For deployments to Windows servers, Web Deploy can facilitate the process. Going back more than a decade, this tool provides a way to remotely install and configure web applications (and more) on the server. Historically, it was the optimal way to configure and deploy to large Windows Server farms. Alternatively, Windows supports PowerShell remoting. With Linux machines, the tool of choice is often SSH.

An alternative approach is to consider creating infrastructure using features such as disk images or containers. By baking the components into the system, you can create complete environments for testing and deployment. Instead of performing a rollback by uninstalling components or attempting to restore older configurations, rollbacks are as simple as reverting to the previous system or components. The rollback is then using the original environment instead of trying to reconfigure an updated environment. This also has the advantage that it can give you the opportunity to adopt immutable file systems. This can be a significant security advantage since the main file system is never accessible. An additional benefit is that it makes it easier to take OS updates and patches. Instead of updating the live system, you can update the disk image and deploy a new system, then retire the original system. This eliminates downtime and reduces the risk from the update process.

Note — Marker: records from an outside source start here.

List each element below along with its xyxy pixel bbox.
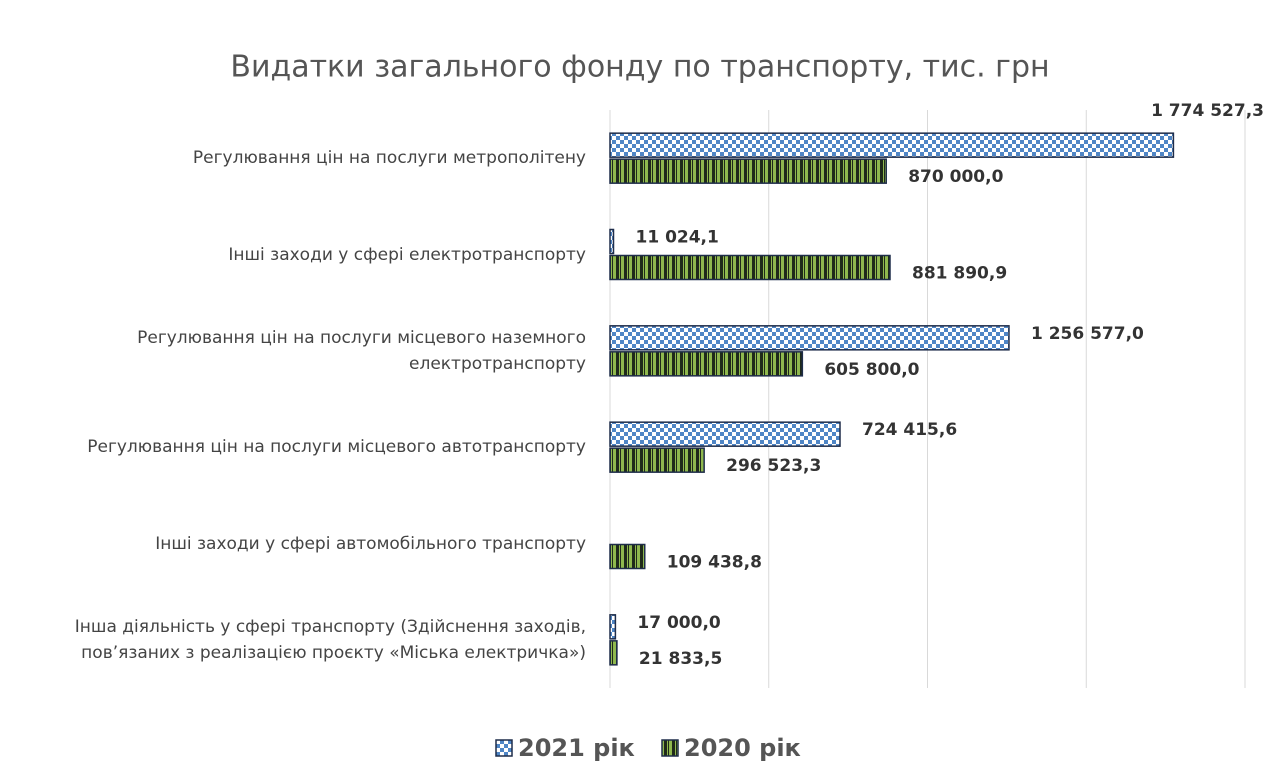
category-label: Регулювання цін на послуги метрополітену [192,148,586,169]
data-label: 724 415,6 [862,420,957,440]
bar [609,325,1010,351]
bar [609,614,617,640]
bar [609,447,705,473]
data-label: 296 523,3 [726,456,821,476]
bar [609,254,891,281]
data-label: 1 256 577,0 [1031,324,1144,344]
category-label: Регулювання цін на послуги місцевого наз… [137,327,586,374]
category-label: Регулювання цін на послуги місцевого авт… [87,437,586,458]
data-label: 11 024,1 [636,228,719,248]
data-label: 605 800,0 [824,360,919,380]
category-label: Інша діяльність у сфері транспорту (Здій… [74,616,586,663]
bar [609,132,1175,158]
chart-title: Видатки загального фонду по транспорту, … [230,50,1049,85]
category-label: Інші заходи у сфері електротранспорту [228,244,586,265]
legend-swatch [495,739,513,757]
legend-label: 2020 рік [684,734,801,762]
bar [609,640,618,666]
data-label: 870 000,0 [908,167,1003,187]
data-label: 17 000,0 [637,613,721,633]
bar [609,543,646,570]
legend-swatch [661,739,679,757]
data-label: 881 890,9 [912,264,1007,284]
data-label: 1 774 527,3 [1151,101,1264,121]
bar [609,351,804,377]
legend-label: 2021 рік [518,734,635,762]
data-label: 109 438,8 [667,553,762,573]
bar [609,421,841,447]
category-label: Інші заходи у сфері автомобільного транс… [155,533,586,554]
bar [609,228,615,255]
data-label: 21 833,5 [639,649,722,669]
bar [609,158,887,184]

An advantage to this approach is that it also positions the teams for dynamic testing. By creating a complete environment, deployments can be robustly tested without affecting the production systems. For example, you can perform controlled load testing or smoke testing in a fully isolated environment. This also makes it easier to triage production issues since the entire environment can be quickly recreated and analyzed. If you’re used to long-running QA servers, changing to dynamic systems can substantially reduce the cost of testing and the chances of false test outcomes. I can recall more than a few times were a QA team indicated that a release was production ready, only to discover after countless hours of repair time that their environment had drifted and relied on a component that was no longer present in the production environment. It also enables greater parallelization of efforts since multiple environments can be created and tested in parallel. Automation anyone? 😄

This doesn’t mean we ignore concepts like testing in production. It just creates additional opportunities for how the systems can be built and tested. In fact, it makes it easier to test in production since we can validate systems as they deploy (and quickly revert to previous versions when necessary). This means that you can deploy more frequently without increasing the risk of failure.

In summary, there are quite a few advantages to avoiding installing deployment agents or runners on production systems and systems under test. By moving away from this historical pattern, you can create more robust (and secure) deployment practices, reduce your risk, and improve your monitoring.